Qualified student loan - Any loan you took out to pay the qualified higher education expenses for yourself, your spouse, or anyone who was your dependent when the loan was taken out. The person for whom the expenses were paid must have been an eligible student. However, a loan is not a qualified student loan if (1) any of the proceeds were used for other purposes or (2) the loan was from either a related person or a person who borrowed the proceeds under a qualified employer plan or a contract purchased under such a plan.

Refund/Applied- Tax overpayments may be either refunded to the taxpayer (either by mail or electronic transfer to a designated bank account) or applied against the following year's tax liability. The amount of tax optionally applied is usually determined by the taxpayer unless taxpayer owes tax for prior years.

Related party - Your spouse, child, grandchild, parent, brother, sister, or a related corporation, S corporation, partnership, estate, or trust.

REMIC - Real Estate Mortgage Investment Conduit

Routing Transit Number - A nine-digit number, of which, the first two digits are 01 through 12 or 21 through 32. This number is generally found on the front of your checks, or may be obtained from your financial institution.

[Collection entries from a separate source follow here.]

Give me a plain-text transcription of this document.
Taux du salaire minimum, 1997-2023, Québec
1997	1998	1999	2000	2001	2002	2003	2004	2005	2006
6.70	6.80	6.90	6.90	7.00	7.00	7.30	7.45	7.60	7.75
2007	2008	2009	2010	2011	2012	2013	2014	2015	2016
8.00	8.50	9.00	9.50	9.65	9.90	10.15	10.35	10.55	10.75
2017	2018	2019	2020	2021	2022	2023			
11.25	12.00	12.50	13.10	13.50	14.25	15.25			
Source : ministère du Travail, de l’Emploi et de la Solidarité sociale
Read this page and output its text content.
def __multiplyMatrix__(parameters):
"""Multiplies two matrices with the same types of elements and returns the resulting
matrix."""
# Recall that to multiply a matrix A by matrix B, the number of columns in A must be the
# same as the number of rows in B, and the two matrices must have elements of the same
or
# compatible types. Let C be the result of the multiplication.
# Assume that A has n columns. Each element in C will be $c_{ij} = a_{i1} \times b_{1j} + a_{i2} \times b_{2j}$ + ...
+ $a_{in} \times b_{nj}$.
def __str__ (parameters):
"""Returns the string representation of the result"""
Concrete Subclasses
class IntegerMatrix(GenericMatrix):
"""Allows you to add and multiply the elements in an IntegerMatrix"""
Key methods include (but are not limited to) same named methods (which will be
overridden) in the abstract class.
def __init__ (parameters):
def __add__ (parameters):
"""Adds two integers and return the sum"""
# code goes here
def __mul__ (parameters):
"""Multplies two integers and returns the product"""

Single - If, as of the last day of the tax year, you are unmarried, legally separated from your spouse under a divorce or a separate maintenance decree, or divorced under a final decree, you are considered single.

Substantial Presence Test - A foreign national is treated as a U.S resident taxpayer if the number of days of U.S. presence equals or exceeds 183 days in the current tax year, or 183 "equivalent days" during a three year period. An "equivalent" day is defined as:

    1. 100% of all current year days of presence,

    2. 1/3 of the days of presence for the first year preceding the current year, and

    3. 1/6 of the days of presence for the second year preceding the current year

Statutory employee - Statutory employees include full-time life insurance agents, certain agent or commission drivers and traveling sales-persons, and certain home workers.

Tax Rates- The percentages at which tax is calculated based on taxable income amounts. 

Tax Liability- The amount of income tax computed, before payments of withholding tax and pre-paid estimated tax installments and credits, as being owed by the taxpayer based on taxable income. 

Tax Credits- Dollar for dollar offsets against the tax liability amount. Credits are allowed pursuant to law as a means of either eliminating double taxation (as with the foreign tax credit) or providing a form of special interest relief (as with the Child Care Credit or Earned Income Credit)

Taxable Income-AGI less other allowable itemized deductions (or a standard allowance amount) and personal dependency exemptions

Unearned (Passive) Income- Investment (interest, dividends, capital gains), real property rental, royalties, alimony income, etc.